March 11, 2014
Like many people in the association management industry, Kellen Company employees have enthusiastically answered the question, “And what do you do?” only to receive a blank stare and a polite “Huh?!” Although association management employs tens of thousands of people, most of the world doesn’t know about the thriving industry. Many of us didn’t even know about it when we started our careers. In this ongoing series, we’ll share how our employees discovered this career path and why they’ve stuck around.
How do you explain your job at cocktail parties?
I do my Kellen elevator speech, and ask the listener if they have any associations or professional societies in which they are active. Once I draw that parallel to their own world, they usually nod knowingly. But it’s not a big conversation starter!

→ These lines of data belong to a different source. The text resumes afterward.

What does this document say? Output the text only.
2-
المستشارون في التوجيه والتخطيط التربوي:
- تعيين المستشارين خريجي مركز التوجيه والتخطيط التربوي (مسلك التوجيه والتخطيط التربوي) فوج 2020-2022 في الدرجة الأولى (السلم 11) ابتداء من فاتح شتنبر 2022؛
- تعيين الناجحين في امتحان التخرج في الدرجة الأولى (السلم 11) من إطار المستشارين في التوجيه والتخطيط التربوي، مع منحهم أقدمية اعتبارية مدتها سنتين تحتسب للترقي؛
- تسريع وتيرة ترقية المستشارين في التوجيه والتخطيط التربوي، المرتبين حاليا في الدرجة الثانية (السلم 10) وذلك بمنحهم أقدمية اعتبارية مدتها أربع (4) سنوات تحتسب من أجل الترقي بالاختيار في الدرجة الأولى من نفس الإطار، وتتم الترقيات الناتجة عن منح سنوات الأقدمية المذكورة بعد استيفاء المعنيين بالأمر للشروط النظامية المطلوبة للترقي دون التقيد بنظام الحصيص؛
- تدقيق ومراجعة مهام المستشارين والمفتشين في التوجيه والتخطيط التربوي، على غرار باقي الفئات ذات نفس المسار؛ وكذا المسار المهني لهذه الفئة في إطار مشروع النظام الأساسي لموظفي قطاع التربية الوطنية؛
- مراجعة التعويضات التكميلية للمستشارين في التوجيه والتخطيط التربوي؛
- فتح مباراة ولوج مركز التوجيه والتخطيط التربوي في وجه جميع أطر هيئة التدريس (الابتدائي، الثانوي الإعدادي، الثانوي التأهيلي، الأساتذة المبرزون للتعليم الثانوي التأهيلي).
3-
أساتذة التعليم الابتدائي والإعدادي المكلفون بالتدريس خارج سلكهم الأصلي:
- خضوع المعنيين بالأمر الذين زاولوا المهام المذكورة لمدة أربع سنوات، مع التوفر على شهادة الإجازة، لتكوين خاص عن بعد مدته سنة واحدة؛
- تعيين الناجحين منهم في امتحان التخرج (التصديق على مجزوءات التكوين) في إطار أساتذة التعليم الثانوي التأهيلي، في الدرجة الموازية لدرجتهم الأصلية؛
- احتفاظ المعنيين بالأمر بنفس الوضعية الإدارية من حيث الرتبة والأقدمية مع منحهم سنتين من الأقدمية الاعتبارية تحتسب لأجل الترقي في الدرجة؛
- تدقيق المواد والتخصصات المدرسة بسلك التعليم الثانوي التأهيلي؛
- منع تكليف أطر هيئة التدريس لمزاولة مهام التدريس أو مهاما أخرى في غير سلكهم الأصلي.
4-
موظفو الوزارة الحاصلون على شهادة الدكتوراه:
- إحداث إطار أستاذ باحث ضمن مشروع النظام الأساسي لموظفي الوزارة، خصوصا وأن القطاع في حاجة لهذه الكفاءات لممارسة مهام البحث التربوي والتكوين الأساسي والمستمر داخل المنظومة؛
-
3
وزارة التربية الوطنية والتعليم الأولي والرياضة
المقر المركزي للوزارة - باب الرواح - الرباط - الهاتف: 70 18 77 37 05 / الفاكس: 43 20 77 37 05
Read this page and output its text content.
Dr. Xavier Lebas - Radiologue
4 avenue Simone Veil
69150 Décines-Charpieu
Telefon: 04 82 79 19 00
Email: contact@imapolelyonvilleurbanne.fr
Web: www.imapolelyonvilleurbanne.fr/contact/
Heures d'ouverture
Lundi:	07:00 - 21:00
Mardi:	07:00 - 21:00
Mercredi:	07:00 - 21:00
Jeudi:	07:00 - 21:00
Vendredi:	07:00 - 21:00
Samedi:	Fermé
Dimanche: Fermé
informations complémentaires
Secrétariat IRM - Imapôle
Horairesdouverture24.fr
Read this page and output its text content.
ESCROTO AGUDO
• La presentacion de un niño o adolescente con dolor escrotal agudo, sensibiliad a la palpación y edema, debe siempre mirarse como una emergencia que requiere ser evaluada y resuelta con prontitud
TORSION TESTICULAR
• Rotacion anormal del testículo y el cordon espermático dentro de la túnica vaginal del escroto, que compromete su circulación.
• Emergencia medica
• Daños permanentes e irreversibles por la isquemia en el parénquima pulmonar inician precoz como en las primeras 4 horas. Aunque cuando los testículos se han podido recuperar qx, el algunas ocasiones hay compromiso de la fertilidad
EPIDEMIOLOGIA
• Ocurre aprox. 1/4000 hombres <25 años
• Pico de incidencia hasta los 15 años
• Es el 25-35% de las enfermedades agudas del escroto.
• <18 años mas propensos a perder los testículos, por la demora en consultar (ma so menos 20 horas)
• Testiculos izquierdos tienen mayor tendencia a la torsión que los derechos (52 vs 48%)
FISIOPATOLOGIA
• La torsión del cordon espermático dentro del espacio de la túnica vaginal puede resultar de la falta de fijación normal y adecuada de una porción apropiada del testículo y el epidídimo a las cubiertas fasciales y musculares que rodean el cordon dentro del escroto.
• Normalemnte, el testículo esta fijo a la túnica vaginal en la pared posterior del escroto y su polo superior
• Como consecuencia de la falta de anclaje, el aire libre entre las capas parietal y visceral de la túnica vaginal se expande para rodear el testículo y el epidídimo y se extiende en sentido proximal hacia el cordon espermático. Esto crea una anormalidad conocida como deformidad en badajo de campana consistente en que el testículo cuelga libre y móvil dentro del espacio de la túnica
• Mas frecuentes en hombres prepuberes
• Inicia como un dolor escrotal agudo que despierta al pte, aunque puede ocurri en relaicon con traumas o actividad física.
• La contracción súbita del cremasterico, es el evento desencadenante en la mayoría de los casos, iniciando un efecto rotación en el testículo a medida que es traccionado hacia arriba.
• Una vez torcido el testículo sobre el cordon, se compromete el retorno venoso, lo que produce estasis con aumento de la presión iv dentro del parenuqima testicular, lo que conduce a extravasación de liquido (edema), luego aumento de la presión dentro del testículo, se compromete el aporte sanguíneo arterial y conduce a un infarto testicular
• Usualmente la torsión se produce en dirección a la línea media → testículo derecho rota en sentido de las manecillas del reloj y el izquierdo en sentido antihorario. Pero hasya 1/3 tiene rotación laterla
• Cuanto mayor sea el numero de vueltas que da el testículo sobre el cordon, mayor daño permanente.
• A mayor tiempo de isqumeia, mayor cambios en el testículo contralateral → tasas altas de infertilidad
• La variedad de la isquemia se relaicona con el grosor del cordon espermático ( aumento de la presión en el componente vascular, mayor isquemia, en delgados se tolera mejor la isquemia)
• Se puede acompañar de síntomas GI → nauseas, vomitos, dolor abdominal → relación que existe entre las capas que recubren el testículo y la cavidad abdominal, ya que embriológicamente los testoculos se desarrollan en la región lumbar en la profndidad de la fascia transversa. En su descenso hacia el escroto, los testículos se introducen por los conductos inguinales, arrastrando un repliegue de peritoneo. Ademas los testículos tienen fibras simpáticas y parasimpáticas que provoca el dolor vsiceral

What did your 12 year old self think you were going to be when you grew up? Are you doing anything related to that dream job now?
I honestly don’t remember what I wanted to be when I grew up. I do recall that as a teenager, I read the book Future Shock by Alvin Toffler, and it pretty much put me on the path to an environmental science degree, which I obtained from Allegheny College in the late 1970’s. For a few years after graduation, I did environmental science work, and then moved on to energy conservation policy. So, no, my current job is nothing that I envisioned as a kid.
How did you end up in the industry?
After many years in consulting to Federal agencies as a government contractor, I decided to change careers. In Washington, the 3 biggest industries are government, tourism and trade associations. Of the three, I figured that association management offered aspects that were most similar what I liked best about consulting—developing long-term relationships with clients, and helping them meet their goals. So, I took a pay cut and apprenticed myself to two small AMCs to learn the ropes for a few years. Then I contacted Kellen and asked for a job.
What’s your favorite part about working in association management?
Every day is different, so I am never bored!
What do you think the association management industry will look like in ten years?
I think AMCs will still be here, but we’ll be operating more efficiently to meet our clients’ demands that we do so, and to keep our niche in the market.
What is the best piece of advice you’ve ever been given?
A very accomplished business person and former boss once said to me, “Stick to your knitting,” which means keep a focus on what’s important in your work, and don’t be distracted by irrelevant, transient things.
About Carol Freysinger
I am a Vice President in Kellen Company’s Washington, DC office, but about half of my project team members are in our Atlanta and New York City offices. I manage two food associations (Pasta and Juice), and the National Candle Association. They are “happy” products—something nearly everyone likes. But all three have issues to be addressed, like international trade, nutrition and environmental regulation, that keep us quite busy.
About the only thing I wish I had in the office that I don’t right now, is a dog at my feet. I am an animal lover, though right now all I have is a fat guinea pig named Panini (and he is at home). My husband and I have two daughters that we are hugely proud of, aged 20 and 24. Now that the kids are grown, I am searching for a new hobby or sport to take up, in addition to our family’s ongoing travel addiction. Any ideas?